O secretário de Biodiversidade da ONU se diz confiante em acordo para financiar a preservação

As preocupações ambientais hoje estão todas mobilizadas pelo aquecimento global. Mas a degradação climática do mundo é apenas um dos sintomas de um desequilíbrio mais profundo, que também se mostra na taxa acelerada de extinção de espécies e no risco de desaparecimento de ecossistemas saudáveis, afirma o argelino Ahmed Djoghlaf, secretário executivo da Convenção de Biodiversidade da ONU. A organização negocia um acordo global para pagar populações que preservam lugares com riqueza biológica, como florestas ou áreas costeiras. Em entrevista a ÉPOCA, ele diz por que acredita que um acordo será fechado na próxima reunião, em outubro, em Nagoya, no Japão. E por que a ONU declarou 2010 como o Ano Internacional da Biodiversidade.
  ENTREVISTA - AHMED DJOGHLAF  

Albert Gea QUEM É
Formado em Direito e ciências políticas pela Universidade St. John, em Nova York. É casado, tem dois filhos e mora em Montreal, no Canadá


O QUE FEZ
Como diplomata da ONU, foi um dos organizadores da conferência Eco92, no Rio de Janeiro


ONDE CRESCEU
Cresceu em uma vila no interior da Argélia. Diz que aprendeu a valorizar a biodiversidade a partir da vida no deserto, onde sua comunidade tinha conhecimentos tradicionais, e se tratava com plantas medicinais

ÉPOCA – Hoje, nosso pensamento ambiental é conduzido pelas preocupações com as mudanças climáticas. Por que deveríamos nos importar também com a perda da biodiversidade?
Ahmed Djoghlaf –
As mudanças climáticas são apenas o sintoma de um problema mais sério: a degradação ambiental do planeta. Os ecossistemas, como as florestas, o mar ou os pântanos, ajudam a manter a saúde do planeta como um todo. As florestas ajudam a tirar do ar o excesso de gás carbônico, um dos principais responsáveis pelo aquecimento global. As algas do oceano absorvem um terço do carbono. A destruição desses sistemas afeta a capacidade da Terra de equilibrar a atmosfera. Além disso, os ecossistemas também são vítimas das mudanças climáticas. Um terço dos 193 países que fazem parte da Convenção reporta o desaparecimento de espécies animais ou vegetais provocado por alterações no clima. Precisamos mudar nossa relação com a natureza.

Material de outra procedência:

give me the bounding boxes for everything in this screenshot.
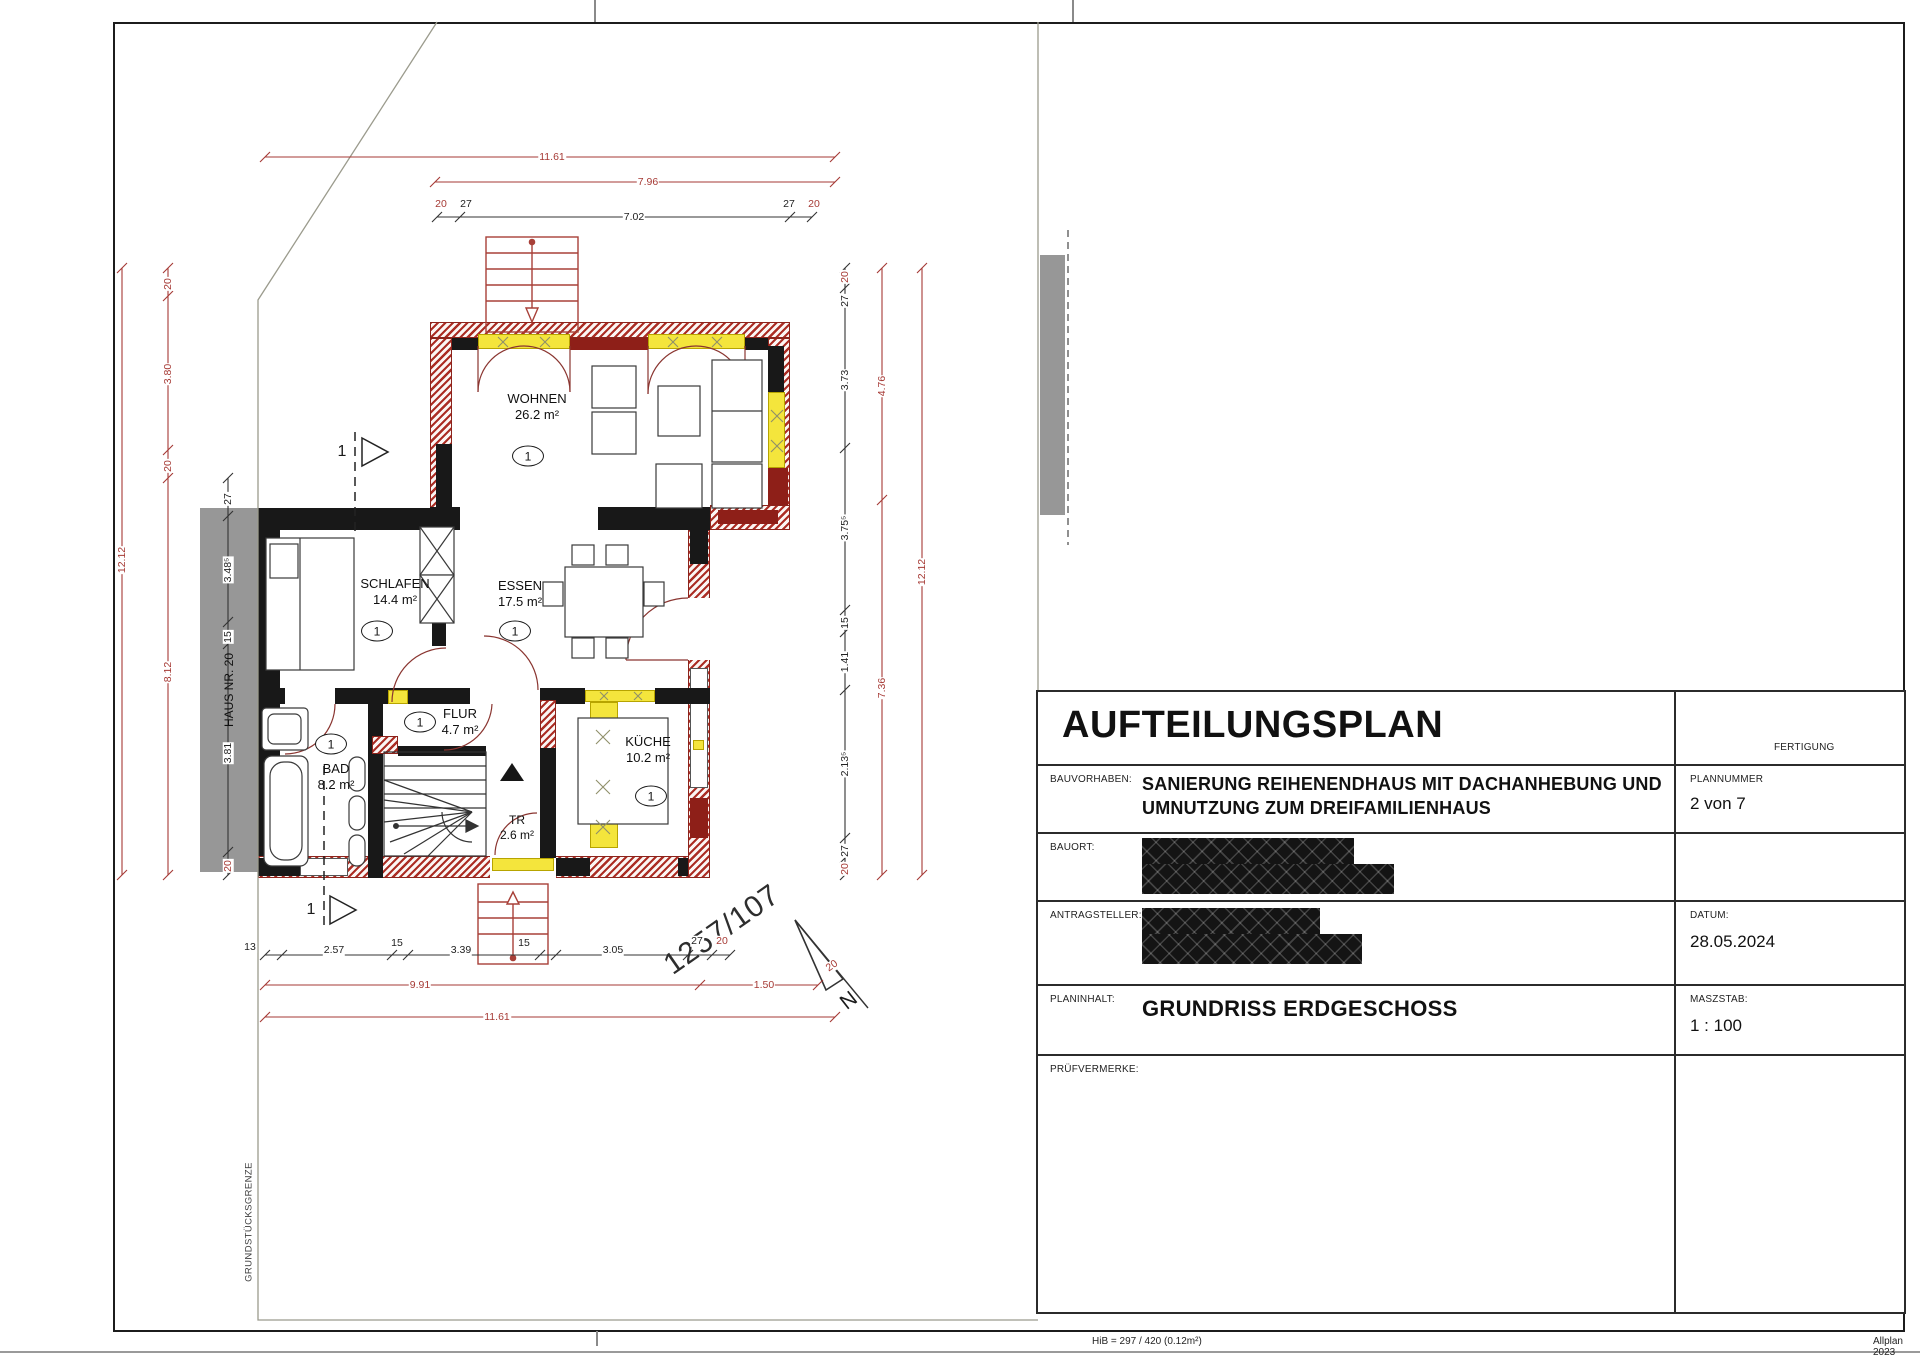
plan-sheet: WOHNEN 26.2 m² 1 SCHLAFEN 14.4 m² 1 ESSE… xyxy=(0,0,1920,1357)
room-label-tr: TR 2.6 m² xyxy=(500,813,534,843)
dim-label: 15 xyxy=(517,938,531,949)
dim-label: 3.39 xyxy=(450,945,472,956)
room-label-essen: ESSEN 17.5 m² xyxy=(498,578,542,611)
footer-software-note: Allplan 2023 xyxy=(1873,1336,1903,1357)
dim-label: 20 xyxy=(840,862,851,876)
planinhalt-value: GRUNDRISS ERDGESCHOSS xyxy=(1142,996,1458,1022)
dim-label: 15 xyxy=(840,616,851,630)
haus-nr-label: HAUS NR. 20 xyxy=(222,653,236,727)
dim-label: 27 xyxy=(690,936,704,947)
dim-label: 27 xyxy=(223,492,234,506)
bauvorhaben-label: BAUVORHABEN: xyxy=(1050,774,1132,785)
room-label-wohnen: WOHNEN 26.2 m² xyxy=(507,391,566,424)
internal-stair xyxy=(384,752,486,856)
dim-label: 3.73 xyxy=(840,369,851,391)
unit-number: 1 xyxy=(315,734,347,755)
dim-label: 7.36 xyxy=(877,677,888,699)
dim-label: 9.91 xyxy=(409,980,431,991)
entrance-triangle xyxy=(500,763,524,781)
dim-label: 27 xyxy=(782,199,796,210)
dim-label: 27 xyxy=(840,294,851,308)
unit-number: 1 xyxy=(635,786,667,807)
dim-label: 2.57 xyxy=(323,945,345,956)
dim-label: 7.96 xyxy=(637,177,659,188)
grundstuecksgrenze-label: GRUNDSTÜCKSGRENZE xyxy=(244,1162,255,1282)
dim-label: 3.48⁵ xyxy=(223,557,234,584)
room-label-schlafen: SCHLAFEN 14.4 m² xyxy=(360,576,429,609)
section-arrow-top xyxy=(362,438,388,466)
dim-label: 20 xyxy=(223,859,234,873)
dim-label: 20 xyxy=(163,459,174,473)
maszstab-label: MASZSTAB: xyxy=(1690,994,1748,1005)
dim-label: 1.41 xyxy=(840,651,851,673)
dim-label: 27 xyxy=(459,199,473,210)
pruefvermerke-label: PRÜFVERMERKE: xyxy=(1050,1064,1139,1075)
dim-label: 27 xyxy=(840,844,851,858)
antragsteller-redacted xyxy=(1142,934,1362,964)
datum-label: DATUM: xyxy=(1690,910,1729,921)
dim-label: 11.61 xyxy=(538,152,566,163)
unit-number: 1 xyxy=(499,621,531,642)
dim-label: 15 xyxy=(390,938,404,949)
section-arrow-bottom xyxy=(330,896,356,924)
footer-format-note: HiB = 297 / 420 (0.12m²) xyxy=(1092,1336,1202,1347)
dim-label: 4.76 xyxy=(877,375,888,397)
dim-label: 20 xyxy=(434,199,448,210)
dim-label: 20 xyxy=(840,270,851,284)
unit-number: 1 xyxy=(361,621,393,642)
dim-label: 20 xyxy=(163,277,174,291)
maszstab-value: 1 : 100 xyxy=(1690,1016,1742,1036)
dim-label: 2.13⁵ xyxy=(840,751,851,778)
planinhalt-label: PLANINHALT: xyxy=(1050,994,1115,1005)
dim-label: 15 xyxy=(223,630,234,644)
dim-label: 12.12 xyxy=(917,558,928,586)
unit-number: 1 xyxy=(512,446,544,467)
fertigung-label: FERTIGUNG xyxy=(1774,742,1835,753)
entrance-stair-top xyxy=(486,237,578,332)
dim-label: 3.81 xyxy=(223,742,234,764)
dim-label: 3.05 xyxy=(602,945,624,956)
dim-label: 3.80 xyxy=(163,363,174,385)
datum-value: 28.05.2024 xyxy=(1690,932,1775,952)
bauort-label: BAUORT: xyxy=(1050,842,1095,853)
plannummer-label: PLANNUMMER xyxy=(1690,774,1763,785)
unit-number: 1 xyxy=(404,712,436,733)
plannummer-value: 2 von 7 xyxy=(1690,794,1746,814)
dim-label: 3.75⁵ xyxy=(840,515,851,542)
dim-label: 20 xyxy=(807,199,821,210)
dim-label: 20 xyxy=(715,936,729,947)
entrance-stair-bottom xyxy=(478,884,548,964)
title-block-title: AUFTEILUNGSPLAN xyxy=(1062,704,1443,747)
dim-label: 13 xyxy=(243,942,257,953)
antragsteller-label: ANTRAGSTELLER: xyxy=(1050,910,1142,921)
bauort-redacted xyxy=(1142,864,1394,894)
dim-label: 11.61 xyxy=(483,1012,511,1023)
bauort-redacted xyxy=(1142,838,1354,866)
room-label-flur: FLUR 4.7 m² xyxy=(442,706,479,739)
dim-label: 7.02 xyxy=(623,212,645,223)
section-number-bottom: 1 xyxy=(307,901,316,919)
dim-label: 8.12 xyxy=(163,661,174,683)
room-label-kueche: KÜCHE 10.2 m² xyxy=(625,734,671,767)
bauvorhaben-value: SANIERUNG REIHENENDHAUS MIT DACHANHEBUNG… xyxy=(1142,772,1662,821)
dim-label: 1.50 xyxy=(753,980,775,991)
room-label-bad: BAD 8.2 m² xyxy=(318,761,355,794)
title-block: AUFTEILUNGSPLAN FERTIGUNG BAUVORHABEN: S… xyxy=(1036,690,1906,1314)
section-number-top: 1 xyxy=(338,443,347,461)
dim-label: 12.12 xyxy=(117,546,128,574)
antragsteller-redacted xyxy=(1142,908,1320,936)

ÉPOCA – Se for apenas uma questão de recuperar a absorção de carbono das florestas, não seria melhor plantar eucaliptos, que crescem mais rápido?
Djoghlaf –
Essas florestas plantadas têm um papel importante para equilibrar o clima. Mas só a floresta original consegue exercer funções essenciais como manter o ciclo da água. Algumas experiências de substituição da floresta nativa por árvores exóticas resultaram na redução da água nas nascentes. E cerca de 80% das espécies do mundo estão nas florestas tropicais. É nossa obrigação protegê-las. Guardam conhecimentos genéticos inestimáveis. Até hoje, só catalogamos 2 milhões dessas espécies. Estima-se que existam várias vezes mais, ainda desconhecidas, com potencial que não podemos desperdiçar para gerar novos remédios, alimentos ou cosméticos.

ÉPOCA – Só nos importamos com as mudanças climáticas porque podem afetar nosso estilo de vida. Em que medida o desaparecimento dessas espécies atinge um cidadão moderno urbano?
Djoghlaf –
Aparentemente, esses ecossistemas estão distantes de nós. Mas é uma ilusão. Em algum momento, a destruição desses sistemas começa a afetar nossa capacidade de produzir água, alimentos ou equilibrar o clima.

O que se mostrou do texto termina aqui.